Beamte der Johannesburg Public Order Policing Unit patrouillierten in der informellen Siedlung Jumpers, als sie unter Beschuss gerieten. Sie erwiderten das Feuer, wobei keine Beamten verletzt wurden. Zwei Männer wurden später mit Schusswunden ins Krankenhaus gebracht; einer von ihnen wurde bei der Ankunft für tot erklärt.
Der South African Police Service bestätigte, dass Anzeigen wegen Mordes und versuchten Mordes bei der Polizeistation Edenvale erstattet wurden und an die Dienststelle der SAPS in Cleveland übertragen werden. Das Independent Police Investigative Directorate wurde benachrichtigt.

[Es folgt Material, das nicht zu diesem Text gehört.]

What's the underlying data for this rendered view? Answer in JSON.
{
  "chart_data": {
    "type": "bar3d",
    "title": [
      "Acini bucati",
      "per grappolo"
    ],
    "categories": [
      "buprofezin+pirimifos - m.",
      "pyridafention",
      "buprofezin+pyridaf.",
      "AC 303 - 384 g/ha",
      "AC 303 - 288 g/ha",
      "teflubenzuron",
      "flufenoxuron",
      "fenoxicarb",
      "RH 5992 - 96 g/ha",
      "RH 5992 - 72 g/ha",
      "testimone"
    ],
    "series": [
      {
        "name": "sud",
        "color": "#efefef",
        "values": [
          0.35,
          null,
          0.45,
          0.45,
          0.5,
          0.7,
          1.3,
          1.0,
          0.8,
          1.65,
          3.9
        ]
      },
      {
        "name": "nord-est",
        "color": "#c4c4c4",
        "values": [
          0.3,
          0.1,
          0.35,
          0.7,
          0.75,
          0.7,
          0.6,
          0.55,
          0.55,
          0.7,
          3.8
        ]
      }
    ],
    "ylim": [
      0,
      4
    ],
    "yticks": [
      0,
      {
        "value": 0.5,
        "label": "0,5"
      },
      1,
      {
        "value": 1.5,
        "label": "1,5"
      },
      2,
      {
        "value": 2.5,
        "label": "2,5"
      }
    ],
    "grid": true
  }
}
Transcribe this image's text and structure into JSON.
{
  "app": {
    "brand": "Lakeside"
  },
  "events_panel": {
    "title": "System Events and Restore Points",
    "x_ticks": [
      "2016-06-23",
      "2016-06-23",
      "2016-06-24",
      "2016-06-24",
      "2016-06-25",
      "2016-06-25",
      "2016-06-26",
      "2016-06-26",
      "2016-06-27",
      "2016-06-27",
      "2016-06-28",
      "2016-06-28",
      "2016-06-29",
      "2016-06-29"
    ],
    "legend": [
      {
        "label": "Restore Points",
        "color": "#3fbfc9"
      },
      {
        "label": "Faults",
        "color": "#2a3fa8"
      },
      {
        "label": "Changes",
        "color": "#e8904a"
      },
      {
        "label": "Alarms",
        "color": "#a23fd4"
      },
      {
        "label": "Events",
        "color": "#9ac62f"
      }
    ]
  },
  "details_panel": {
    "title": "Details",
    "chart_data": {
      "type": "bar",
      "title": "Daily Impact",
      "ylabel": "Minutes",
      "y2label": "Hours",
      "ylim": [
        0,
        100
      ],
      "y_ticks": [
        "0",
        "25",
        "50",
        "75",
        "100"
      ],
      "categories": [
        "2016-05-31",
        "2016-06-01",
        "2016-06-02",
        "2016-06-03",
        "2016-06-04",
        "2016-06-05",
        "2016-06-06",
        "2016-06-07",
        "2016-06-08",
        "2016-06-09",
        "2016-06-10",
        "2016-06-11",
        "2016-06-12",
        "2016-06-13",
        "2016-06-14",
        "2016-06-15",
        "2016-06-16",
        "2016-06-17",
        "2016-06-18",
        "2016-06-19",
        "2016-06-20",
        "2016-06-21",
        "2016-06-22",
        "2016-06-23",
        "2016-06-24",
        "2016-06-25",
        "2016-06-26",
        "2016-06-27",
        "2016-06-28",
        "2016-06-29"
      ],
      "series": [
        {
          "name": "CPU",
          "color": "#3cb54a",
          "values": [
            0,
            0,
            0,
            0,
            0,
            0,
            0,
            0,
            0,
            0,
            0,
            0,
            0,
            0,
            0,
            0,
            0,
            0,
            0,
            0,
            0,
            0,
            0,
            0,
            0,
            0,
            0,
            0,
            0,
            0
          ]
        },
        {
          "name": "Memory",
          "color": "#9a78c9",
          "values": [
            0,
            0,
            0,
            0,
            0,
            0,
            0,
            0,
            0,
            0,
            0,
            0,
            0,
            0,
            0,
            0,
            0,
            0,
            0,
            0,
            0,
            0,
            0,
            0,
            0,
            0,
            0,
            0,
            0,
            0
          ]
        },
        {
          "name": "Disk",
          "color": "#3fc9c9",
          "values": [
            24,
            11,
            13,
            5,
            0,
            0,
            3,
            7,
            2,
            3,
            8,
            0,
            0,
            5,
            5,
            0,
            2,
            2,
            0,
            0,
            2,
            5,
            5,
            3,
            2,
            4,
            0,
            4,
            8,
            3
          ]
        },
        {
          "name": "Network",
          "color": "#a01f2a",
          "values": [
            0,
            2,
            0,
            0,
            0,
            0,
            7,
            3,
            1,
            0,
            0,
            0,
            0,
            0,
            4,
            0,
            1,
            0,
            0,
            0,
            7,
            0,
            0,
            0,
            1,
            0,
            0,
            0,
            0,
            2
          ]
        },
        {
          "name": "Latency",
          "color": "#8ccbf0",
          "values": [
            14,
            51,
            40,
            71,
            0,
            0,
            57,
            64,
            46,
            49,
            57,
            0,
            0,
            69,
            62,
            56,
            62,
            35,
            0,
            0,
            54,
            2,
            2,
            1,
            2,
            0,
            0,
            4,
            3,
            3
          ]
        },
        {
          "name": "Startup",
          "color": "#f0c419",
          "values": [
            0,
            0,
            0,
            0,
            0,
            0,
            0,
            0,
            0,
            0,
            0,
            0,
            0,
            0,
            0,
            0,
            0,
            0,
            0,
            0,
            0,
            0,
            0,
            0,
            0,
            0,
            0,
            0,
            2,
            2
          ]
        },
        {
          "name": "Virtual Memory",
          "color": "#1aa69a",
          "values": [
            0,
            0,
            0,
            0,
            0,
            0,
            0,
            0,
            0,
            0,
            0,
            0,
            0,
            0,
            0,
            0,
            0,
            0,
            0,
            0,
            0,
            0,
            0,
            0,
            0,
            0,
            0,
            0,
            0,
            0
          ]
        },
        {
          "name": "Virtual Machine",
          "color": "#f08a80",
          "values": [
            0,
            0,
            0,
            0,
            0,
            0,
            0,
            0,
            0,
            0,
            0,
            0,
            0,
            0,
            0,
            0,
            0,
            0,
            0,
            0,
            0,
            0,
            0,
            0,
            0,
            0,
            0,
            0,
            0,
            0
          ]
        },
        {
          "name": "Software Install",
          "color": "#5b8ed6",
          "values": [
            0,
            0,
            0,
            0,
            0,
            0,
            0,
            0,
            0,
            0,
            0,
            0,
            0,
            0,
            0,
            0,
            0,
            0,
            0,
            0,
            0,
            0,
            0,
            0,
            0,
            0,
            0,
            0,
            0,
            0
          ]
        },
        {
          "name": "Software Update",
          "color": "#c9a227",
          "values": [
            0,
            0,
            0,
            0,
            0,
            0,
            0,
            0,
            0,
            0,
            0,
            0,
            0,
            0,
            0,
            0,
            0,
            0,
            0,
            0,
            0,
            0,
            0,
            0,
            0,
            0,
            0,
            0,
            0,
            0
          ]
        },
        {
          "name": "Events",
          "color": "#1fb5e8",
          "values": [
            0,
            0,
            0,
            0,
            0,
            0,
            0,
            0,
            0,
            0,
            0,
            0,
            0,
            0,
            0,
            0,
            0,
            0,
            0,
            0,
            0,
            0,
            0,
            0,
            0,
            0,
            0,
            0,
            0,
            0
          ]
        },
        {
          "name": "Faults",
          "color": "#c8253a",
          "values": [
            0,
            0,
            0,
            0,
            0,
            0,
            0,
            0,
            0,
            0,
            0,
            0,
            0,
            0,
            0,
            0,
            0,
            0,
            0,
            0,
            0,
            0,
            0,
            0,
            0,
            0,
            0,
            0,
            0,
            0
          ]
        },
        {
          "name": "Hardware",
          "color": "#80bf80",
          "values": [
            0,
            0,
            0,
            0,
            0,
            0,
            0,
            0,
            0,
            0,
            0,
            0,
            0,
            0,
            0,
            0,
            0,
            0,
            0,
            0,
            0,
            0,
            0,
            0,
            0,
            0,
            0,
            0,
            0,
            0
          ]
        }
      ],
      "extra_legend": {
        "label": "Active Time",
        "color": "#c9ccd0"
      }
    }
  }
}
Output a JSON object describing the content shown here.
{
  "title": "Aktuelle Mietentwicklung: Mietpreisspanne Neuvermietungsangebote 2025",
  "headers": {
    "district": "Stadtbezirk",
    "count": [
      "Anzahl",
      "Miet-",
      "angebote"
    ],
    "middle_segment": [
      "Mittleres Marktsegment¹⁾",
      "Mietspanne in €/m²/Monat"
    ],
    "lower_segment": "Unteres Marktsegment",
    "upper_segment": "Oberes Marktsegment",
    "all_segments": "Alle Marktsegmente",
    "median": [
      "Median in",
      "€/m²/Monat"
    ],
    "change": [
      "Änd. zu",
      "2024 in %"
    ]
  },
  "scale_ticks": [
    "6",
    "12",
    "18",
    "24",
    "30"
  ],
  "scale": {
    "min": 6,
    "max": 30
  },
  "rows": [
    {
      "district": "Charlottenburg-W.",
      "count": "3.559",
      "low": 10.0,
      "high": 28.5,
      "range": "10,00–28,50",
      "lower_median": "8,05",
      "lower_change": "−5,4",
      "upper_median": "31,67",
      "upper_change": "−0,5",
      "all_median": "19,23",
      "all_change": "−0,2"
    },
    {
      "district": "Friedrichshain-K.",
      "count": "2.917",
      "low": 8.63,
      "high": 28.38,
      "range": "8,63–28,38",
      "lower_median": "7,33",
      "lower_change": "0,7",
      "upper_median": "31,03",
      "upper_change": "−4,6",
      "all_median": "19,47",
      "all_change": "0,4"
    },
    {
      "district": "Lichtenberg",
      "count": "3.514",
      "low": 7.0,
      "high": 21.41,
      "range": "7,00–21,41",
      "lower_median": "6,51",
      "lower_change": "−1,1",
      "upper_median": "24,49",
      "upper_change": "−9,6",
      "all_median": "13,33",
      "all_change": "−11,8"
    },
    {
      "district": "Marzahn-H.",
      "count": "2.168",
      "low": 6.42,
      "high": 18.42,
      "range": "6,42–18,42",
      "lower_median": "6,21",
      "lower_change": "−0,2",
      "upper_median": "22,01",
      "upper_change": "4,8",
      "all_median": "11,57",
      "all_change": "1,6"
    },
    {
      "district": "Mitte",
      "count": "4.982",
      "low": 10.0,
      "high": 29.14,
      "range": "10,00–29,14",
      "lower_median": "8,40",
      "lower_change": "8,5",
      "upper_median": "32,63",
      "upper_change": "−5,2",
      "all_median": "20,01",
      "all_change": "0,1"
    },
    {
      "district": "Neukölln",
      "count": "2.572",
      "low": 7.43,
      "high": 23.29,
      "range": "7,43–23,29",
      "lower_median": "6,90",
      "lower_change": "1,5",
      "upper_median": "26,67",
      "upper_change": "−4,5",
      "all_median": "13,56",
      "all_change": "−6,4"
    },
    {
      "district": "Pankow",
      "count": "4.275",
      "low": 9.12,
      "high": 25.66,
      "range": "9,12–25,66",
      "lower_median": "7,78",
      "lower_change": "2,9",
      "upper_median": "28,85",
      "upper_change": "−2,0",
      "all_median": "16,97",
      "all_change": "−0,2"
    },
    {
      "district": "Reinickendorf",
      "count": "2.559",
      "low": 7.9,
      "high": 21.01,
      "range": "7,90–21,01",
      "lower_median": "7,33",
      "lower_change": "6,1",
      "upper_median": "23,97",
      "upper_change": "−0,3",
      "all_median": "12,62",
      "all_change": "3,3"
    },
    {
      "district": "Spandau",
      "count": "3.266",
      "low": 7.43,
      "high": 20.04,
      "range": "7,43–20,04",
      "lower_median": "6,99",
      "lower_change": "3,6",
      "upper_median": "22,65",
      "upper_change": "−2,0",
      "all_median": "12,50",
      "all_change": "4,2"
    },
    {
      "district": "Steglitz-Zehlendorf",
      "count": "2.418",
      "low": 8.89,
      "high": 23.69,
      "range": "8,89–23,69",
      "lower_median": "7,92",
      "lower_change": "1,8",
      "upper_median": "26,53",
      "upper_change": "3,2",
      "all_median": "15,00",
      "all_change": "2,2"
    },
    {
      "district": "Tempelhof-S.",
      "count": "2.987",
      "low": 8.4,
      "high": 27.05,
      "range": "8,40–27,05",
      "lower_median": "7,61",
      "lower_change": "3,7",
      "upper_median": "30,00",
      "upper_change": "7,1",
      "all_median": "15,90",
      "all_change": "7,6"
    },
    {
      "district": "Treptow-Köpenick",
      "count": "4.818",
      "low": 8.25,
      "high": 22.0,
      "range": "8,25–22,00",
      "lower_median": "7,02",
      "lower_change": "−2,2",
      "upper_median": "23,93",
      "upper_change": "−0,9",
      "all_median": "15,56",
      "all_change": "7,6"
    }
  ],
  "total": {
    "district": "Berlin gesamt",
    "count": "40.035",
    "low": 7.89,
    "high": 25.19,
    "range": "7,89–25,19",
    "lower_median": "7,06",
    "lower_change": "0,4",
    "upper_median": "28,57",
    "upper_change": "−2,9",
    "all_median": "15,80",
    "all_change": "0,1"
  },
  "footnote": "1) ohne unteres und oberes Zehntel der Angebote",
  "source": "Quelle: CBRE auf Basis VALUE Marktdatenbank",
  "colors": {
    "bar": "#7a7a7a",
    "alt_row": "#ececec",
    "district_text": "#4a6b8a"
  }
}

Ein lokaler Fabrikbesitzer beschrieb die Intensität der Schießerei als vergleichbar mit dem Vorfall im Juni, wobei verirrte Kugeln Fabriken und Fahrzeuge trafen. Der Stadtrat Neuren Pietersen erklärte, die Bewohner betrachteten den Vorfall als Racheakt zwischen rivalisierenden Gruppen, die im illegalen Bergbau tätig sind. Richard Francis, Vorsitzender des Cleveland Community Policing Forum, sagte, die Polizei habe Beschwerden über Sachschäden durch verirrte Kugeln erhalten.
Drei Staatsangehörige aus Lesotho, die im Zusammenhang mit der Schießerei vom 9. Juni festgenommen wurden, bestreiten eine Verwicklung. Die Anhörung zur Kautionsfestsetzung ist für den 17. Juli angesetzt.